O que Resta do Tempo: drama com humor irônico
O diretor palestino Elia Suleiman relembra partes de sua trajetória no filme, de tom contemplativo
Numa época em que a montagem no cinema adquiriu a velocidade rápida do videoclipe, acompanhar uma fita contemplativa do diretor Elia Suleiman vira um convite ao prazer. Para quem ainda não ligou o nome à pessoa, vai a dica: israelense de origem palestina, ele despontou oito anos atrás após seu belo e poético Intervenção Divina levar o Prêmio do Júri no Festival de Cannes. Agora, no drama O que Resta do Tempo, retoma conflitos pessoais para abordar com fina ironia os conflitos entre árabes e israelenses.

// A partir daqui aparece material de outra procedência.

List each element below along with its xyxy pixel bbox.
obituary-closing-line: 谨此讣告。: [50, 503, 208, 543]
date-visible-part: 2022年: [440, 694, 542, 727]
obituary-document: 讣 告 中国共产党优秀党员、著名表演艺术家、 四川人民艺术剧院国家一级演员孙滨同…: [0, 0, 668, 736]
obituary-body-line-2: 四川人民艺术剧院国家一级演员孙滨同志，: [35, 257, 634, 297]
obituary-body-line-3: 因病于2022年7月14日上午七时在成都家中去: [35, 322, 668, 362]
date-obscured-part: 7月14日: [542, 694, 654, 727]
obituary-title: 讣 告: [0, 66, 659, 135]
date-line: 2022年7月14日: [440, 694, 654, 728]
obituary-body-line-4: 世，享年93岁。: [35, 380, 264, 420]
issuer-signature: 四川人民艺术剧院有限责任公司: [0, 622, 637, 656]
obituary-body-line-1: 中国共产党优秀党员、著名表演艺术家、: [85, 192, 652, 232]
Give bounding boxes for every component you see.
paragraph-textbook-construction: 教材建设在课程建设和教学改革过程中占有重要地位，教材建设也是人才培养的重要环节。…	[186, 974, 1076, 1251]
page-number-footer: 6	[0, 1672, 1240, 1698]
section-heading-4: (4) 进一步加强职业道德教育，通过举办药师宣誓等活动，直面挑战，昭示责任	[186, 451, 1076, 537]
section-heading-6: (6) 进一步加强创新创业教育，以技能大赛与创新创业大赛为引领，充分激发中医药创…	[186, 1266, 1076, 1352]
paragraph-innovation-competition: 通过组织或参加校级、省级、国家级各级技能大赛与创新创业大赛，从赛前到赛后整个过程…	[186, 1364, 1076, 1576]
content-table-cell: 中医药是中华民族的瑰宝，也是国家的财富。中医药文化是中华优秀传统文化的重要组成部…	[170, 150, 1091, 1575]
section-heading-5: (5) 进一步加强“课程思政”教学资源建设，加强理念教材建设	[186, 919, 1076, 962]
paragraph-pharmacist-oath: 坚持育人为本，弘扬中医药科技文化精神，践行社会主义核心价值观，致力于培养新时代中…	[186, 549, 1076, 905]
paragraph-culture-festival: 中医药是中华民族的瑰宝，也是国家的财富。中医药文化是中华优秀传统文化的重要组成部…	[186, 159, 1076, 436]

O filme traz no prólogo uma metáfora instigante. Um taxista leva um passageiro do aeroporto para casa e, por causa de um temporal, não consegue encontrar o caminho. É como se o diretor apontasse o período nebuloso e sombrio que paira sobre Israel. São abertas, então, as memórias do realizador. De volta a 1948, ele lembra o pai, o palestino Fuad (Saleh Bakri), militante ativo contra a ocupação de sua Nazaré natal. Dá-se um salto para 1970 (Zuhair Abu Hanna), sofrendo os percalços de uma família árabe em estado majoritariamente judeu. Jovenzinho dez anos depois, Elia (Ayman Espanioli) toma consciência política e vê a saúde do pai deteriorar. No tempo atual, Elia (vivido então pelo próprio cineasta) reencontra a mãe, já doente, depois de longa ausência.
Em nenhuma das fases o personagem abre a boca. Trata-se da marca registrada dos trabalhos de Suleiman. Misto de Buster Keaton com Jacques Tati, ele carrega no rosto a expressão do espanto e do inconformismo. Seu cinema é feito de silêncios, situações surreais, sequências dramáticas e humor negro. Tudo muito bem combinado.